See dataset.py for details.
batch_size: integer
train: boolean
crop_size: training time image size. a int or tuple
tfrecords_image_size: a list with original image size used to encode image in tfrecords e.g.: [width, height, channel]
image_processing: a function to process image
num_preprocess_threads: integer, total number of preprocessing threads

Returns

images: 4-D float Tensor of a batch of images labels: 1-D integer Tensor of [batch_size].

get (items, image_size, resize_size=None)

Args

items: a list, with items to get from the dataset e.g.: ['image', 'label']
image_size: a list with original image size e.g.: [width, height, channel]
resize_size: if image resize required, provide a list of width and height e.g.: [width, height]

get_batch (batch_size, target_probs, image_size, resize_size=None, crop_size=[32, 32, 3], image_preprocessing=None, num_preprocess_threads=32, init_probs=None, enqueue_many=True, queue_capacity=2048, threads_per_queue=4, name='balancing_op', data_balancing=True)

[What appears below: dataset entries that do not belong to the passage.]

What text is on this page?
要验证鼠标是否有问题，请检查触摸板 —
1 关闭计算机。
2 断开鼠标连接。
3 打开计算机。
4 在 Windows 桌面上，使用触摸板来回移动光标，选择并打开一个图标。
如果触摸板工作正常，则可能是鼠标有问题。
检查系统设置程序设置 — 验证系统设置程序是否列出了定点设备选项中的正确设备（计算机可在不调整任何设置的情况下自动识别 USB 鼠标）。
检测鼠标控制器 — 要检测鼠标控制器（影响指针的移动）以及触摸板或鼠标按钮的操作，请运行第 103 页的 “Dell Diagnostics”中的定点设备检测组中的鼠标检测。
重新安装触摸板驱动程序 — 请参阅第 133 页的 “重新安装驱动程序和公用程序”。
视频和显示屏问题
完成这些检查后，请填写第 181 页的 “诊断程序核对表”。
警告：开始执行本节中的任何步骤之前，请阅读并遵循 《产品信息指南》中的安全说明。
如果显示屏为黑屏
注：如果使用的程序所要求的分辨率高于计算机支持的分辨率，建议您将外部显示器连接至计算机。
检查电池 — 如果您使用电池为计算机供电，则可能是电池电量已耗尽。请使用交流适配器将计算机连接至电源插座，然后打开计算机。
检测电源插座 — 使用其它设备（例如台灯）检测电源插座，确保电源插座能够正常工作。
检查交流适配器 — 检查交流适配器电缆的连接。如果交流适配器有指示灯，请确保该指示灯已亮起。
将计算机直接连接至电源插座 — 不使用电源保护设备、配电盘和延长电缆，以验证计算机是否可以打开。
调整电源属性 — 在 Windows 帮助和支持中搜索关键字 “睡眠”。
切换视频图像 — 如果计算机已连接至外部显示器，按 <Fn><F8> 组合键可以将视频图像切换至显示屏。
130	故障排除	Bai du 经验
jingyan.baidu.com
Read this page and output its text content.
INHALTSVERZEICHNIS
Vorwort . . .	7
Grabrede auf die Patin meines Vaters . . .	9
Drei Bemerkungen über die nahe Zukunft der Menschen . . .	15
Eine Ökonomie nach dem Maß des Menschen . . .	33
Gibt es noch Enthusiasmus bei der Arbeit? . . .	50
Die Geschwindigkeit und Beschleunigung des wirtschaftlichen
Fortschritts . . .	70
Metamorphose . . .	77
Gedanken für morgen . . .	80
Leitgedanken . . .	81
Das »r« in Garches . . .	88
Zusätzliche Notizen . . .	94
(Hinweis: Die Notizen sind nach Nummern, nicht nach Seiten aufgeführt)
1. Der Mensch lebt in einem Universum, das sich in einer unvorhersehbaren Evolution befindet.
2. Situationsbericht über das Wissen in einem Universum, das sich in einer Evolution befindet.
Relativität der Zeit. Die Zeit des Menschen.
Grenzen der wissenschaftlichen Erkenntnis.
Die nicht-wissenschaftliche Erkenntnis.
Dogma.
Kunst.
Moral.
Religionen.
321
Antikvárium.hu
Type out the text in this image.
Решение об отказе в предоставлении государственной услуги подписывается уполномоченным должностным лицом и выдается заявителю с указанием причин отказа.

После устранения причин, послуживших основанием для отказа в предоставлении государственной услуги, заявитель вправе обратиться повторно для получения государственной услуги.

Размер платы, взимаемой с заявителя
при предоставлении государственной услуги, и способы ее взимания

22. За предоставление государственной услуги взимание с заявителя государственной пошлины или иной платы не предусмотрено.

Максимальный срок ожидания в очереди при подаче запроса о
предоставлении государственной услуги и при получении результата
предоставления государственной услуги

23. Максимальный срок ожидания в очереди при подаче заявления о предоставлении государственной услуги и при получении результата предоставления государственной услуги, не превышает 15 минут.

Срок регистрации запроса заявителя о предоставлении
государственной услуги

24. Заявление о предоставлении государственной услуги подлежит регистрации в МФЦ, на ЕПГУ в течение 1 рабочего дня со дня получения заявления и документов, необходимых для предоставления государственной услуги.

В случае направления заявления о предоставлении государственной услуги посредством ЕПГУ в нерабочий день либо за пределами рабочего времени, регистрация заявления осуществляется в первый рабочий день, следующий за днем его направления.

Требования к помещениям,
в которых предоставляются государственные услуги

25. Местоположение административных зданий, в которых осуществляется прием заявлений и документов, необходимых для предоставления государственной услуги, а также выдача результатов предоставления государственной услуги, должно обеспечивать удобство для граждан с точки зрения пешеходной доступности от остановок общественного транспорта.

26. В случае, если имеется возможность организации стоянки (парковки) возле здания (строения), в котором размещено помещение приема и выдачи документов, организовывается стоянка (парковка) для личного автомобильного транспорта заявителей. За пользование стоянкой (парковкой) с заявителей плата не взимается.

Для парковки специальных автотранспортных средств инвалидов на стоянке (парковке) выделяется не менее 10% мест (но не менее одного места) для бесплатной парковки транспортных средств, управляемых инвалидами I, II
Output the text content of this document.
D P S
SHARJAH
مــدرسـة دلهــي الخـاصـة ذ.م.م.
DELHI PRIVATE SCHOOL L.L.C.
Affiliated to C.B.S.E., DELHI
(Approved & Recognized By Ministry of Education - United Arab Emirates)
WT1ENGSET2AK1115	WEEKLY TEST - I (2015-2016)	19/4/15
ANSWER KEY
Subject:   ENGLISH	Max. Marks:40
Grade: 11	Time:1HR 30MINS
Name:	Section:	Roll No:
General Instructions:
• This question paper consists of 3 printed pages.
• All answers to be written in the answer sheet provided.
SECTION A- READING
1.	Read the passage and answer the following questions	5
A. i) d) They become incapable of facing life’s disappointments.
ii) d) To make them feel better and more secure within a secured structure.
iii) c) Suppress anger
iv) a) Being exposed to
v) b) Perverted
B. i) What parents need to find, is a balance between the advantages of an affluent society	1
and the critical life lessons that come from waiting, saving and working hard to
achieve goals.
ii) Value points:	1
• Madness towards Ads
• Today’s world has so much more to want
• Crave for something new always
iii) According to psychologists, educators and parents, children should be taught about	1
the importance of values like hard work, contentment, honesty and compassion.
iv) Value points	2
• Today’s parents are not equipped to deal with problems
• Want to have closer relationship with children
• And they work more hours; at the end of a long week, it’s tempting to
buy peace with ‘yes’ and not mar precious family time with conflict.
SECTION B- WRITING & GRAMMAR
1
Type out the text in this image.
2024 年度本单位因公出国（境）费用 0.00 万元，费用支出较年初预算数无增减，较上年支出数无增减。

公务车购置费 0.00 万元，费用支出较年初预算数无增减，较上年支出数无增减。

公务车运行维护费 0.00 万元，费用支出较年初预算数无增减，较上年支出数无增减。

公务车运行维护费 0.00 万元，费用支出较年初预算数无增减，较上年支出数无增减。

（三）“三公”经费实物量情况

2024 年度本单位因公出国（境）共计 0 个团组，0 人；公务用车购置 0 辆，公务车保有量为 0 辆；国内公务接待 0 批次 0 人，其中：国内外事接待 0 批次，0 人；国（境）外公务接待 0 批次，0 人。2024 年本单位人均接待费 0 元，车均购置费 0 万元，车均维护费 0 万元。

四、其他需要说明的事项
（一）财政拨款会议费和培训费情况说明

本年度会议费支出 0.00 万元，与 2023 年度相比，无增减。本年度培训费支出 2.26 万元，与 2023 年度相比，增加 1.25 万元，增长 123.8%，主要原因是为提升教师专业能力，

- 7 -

Stochastically creates batches based on per-class probabilities. This method discards examples. Internally, it creates one queue to amortize the cost of disk reads, and one queue to hold the properly-proportioned batch.

Args

batch_size: a int, batch_size
target_probs: probabilities of class samples to be present in the batch
image_size: a list with original image size e.g.: [width, height, channel]
resize_size: if image resize required, provide a list of width and height e.g.: [width, height]
init_probs: initial probs of data sample in the first batch
enqueue_many: bool, if true, interpret input tensors as having a batch dimension.
queue_capacity: Capacity of the large queue that holds input examples.
threads_per_queue: Number of threads for the large queue that holds input examples and for the final queue with the proper class proportions.
name: a optional scope/name of the op

prefetch (tensor_dict, capacity) Creates a FIFO queue to asynchronously enqueue tensor_dicts and returns a dequeue op that evaluates to a tensor_dict. This function is useful in prefetching preprocessed tensors so that the data is readily available for consumers.

Args

tensor_dict: a dictionary of tensors to prefetch.
capacity: the size of the prefetch queue.

Returns

a FIFO prefetcher queue